That has investors bracing for more big losses when Fannie Mae’s federally-sponsored cousin Freddie Mac reports its results later in the week. Both of the big firms have been key in keeping the mortgage market alive during the ongoing credit problems. All of which is raising all kinds of concerns about what will happen if things get even worse.
Marketplace’s Alisa Roth explains.
ALISA ROTH: First of all, let’s review exactly what Fannie Mae and Freddie Mac do. When you take out a mortgage, chances are the bank or savings and loan, or mortgage company turns around and sells that mortgage to Fannie Mae or Freddie Mac.

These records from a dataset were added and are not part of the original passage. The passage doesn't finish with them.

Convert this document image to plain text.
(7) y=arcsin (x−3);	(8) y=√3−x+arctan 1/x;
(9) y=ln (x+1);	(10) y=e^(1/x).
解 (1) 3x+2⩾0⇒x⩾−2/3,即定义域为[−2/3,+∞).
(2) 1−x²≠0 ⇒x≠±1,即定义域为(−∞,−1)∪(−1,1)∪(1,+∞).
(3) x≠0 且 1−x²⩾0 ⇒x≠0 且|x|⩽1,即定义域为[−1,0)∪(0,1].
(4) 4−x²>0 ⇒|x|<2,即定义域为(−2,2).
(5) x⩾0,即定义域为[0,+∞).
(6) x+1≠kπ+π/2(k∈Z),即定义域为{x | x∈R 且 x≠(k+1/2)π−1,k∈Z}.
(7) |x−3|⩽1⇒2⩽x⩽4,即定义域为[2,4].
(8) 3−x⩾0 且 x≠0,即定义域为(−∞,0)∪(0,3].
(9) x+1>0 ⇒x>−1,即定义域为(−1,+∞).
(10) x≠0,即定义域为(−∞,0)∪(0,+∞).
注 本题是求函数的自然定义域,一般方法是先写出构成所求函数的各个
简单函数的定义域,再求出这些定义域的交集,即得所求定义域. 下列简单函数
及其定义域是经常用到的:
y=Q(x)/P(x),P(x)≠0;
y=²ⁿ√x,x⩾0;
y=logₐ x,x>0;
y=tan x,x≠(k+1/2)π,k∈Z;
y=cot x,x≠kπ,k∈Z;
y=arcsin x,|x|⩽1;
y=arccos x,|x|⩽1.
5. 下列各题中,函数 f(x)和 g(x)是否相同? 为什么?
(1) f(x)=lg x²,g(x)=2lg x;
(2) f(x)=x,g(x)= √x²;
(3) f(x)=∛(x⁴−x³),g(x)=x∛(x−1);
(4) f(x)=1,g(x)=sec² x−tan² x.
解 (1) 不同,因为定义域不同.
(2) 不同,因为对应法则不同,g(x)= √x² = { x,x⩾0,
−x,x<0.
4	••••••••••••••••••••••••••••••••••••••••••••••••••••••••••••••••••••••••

They, in turn . . .
Chris Mayer: . . . Will securitize that mortgage by selling portfolios of the mortgage to investors.
Chris Mayer studies real estate at Columbia’s business school.
Fannie and Freddie promise to pay those investors if anybody defaults on the mortgage.
What makes them different is that the government oversees their operations and lets Fannie and Freddie get away with having smaller reserves than other institions. Perhaps more important, though, is the understanding that if either got into trouble, the Feds would bail them out.
Mayer: As a result of what is referred to as an implicit guarantee, people are willing to lend to them at very cheap rates.
But that implicit guarantee is what’s making people nervous about Fannie Mae’s losses.
Nobody’s expecting Fannie Mae’s imminent demise. Still, if it ends up needing a bailout, it would cost taxpayers a lot of money, and potentially have really dire consequences for the housing market.
MAYER: For the moment, Fannie Mae and Freddie Mac are the major lenders left in this game. And if they were to have problems that forced them to cut back on mortgage lending, there would almost literally be no one left to go to, to get a mortgage.
But some say those kinds of predictions mean we’re getting ahead of ourselves. John Quigley is an economist at the University of California, Berkeley:
John Quigley: The specific Fannie Mae loss is small potatoes in the general course of things in the economy, but it indicates the enormous instability in the housing market.
So is today’s news no big deal?
Quigley: It’s more worrisome because there’s potentially more federal resources on the hook, but it’s not a calamity in and of itself.
Fannie Mae, meanwhile, says it’s going to start raising more capital — $6 billion it says — by selling more shares. It’s also warning that it expects losses from mortgage defaults to be even worse next year.
In New York, I’m Alisa Roth for Marketplace.